The limit was raised to €3,000 in 2016, only to be lowered again to €2,000 in 2020. Finally, at the beginning of 2022, the Mario Draghi government set the threshold at €1,000, applicable from January 2023.

It came as no surprise then that Meloni proposed raising the cap on cash again, which was one of her campaign pledges. However, the PM gave a rather atypical justification for why she is against the use of digital money.

In a Facebook post on Sunday (December 4), Meloni said that “in Italy, the only legal currency is the cash issued by the European Central Bank”.

By contrast, “electronic money is a private currency.
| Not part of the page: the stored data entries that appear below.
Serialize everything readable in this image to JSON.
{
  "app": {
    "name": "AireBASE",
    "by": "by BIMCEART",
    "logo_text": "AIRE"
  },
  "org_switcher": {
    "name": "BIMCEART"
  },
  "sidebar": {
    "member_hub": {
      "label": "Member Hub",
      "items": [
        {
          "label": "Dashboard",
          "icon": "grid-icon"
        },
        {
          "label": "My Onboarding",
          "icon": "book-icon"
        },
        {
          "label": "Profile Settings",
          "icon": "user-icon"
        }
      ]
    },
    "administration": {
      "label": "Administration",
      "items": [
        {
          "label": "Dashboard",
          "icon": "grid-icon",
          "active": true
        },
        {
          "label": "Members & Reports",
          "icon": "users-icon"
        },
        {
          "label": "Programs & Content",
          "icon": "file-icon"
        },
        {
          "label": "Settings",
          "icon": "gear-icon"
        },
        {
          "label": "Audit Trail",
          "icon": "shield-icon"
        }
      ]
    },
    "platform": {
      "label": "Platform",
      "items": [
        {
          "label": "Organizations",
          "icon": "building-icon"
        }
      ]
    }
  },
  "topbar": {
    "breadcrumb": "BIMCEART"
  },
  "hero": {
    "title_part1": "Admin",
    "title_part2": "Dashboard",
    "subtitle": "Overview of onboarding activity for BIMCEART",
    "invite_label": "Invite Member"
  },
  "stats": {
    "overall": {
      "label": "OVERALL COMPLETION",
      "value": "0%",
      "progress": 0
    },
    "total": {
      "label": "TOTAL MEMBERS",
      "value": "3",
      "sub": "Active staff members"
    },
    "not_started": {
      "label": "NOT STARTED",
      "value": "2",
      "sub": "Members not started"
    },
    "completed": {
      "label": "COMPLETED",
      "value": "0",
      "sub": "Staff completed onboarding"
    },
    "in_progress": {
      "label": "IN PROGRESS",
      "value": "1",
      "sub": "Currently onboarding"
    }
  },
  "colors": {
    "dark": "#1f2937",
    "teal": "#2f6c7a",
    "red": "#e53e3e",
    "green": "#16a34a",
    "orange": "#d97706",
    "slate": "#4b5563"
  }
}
It's legal currency clearly, but it's private”, a service that comes at a cost.

Meloni added that the current cash limit disadvantaged the country’s economy and it only makes sense if all European countries have a similar cap.

She said there are several EU countries, such as Germany and Austria, where no such cash limit exists and the level of tax evasion is still low, according to the PM.

War on digital payments

In April, Meloni said she was against the country’s push to use digital payments, which in her view is an “illegitimate gift to the banks” and is a “hidden tax” on small businesses.

She said that the attempt to curb card payments will benefit small businesses, which often have to bear disproportionally high costs for accepting small payments.

Wolfango Piccoli of political consultancy Teneo told The Times that the higher ceiling on cash also benefits taxi drivers, “who you can never ignore in Italy” and this is good money for tax dodgers.

Although the PM has a very clear stance with regard to cash and digital payments, Meloni has recently toned down her message following discussions with the European Commission (EC).

Italy is the largest recipient of the EU's post-pandemic recovery fund and is supposed to receive €191bn throughout 2026.

However, the payments are conditional on the country meeting certain "milestones" and "targets", including efforts to reduce tax evasion and taking key measures for digital transition.

In the same Facebook post, Meloni said the €60 threshold is “indicative” and it could “even be lower”.

"Besides, there are obviously discussions on this with the EC because the issue of electronic payments is one of the issues of the [EU recovery plan]. So we have to see how the discussions end," she added.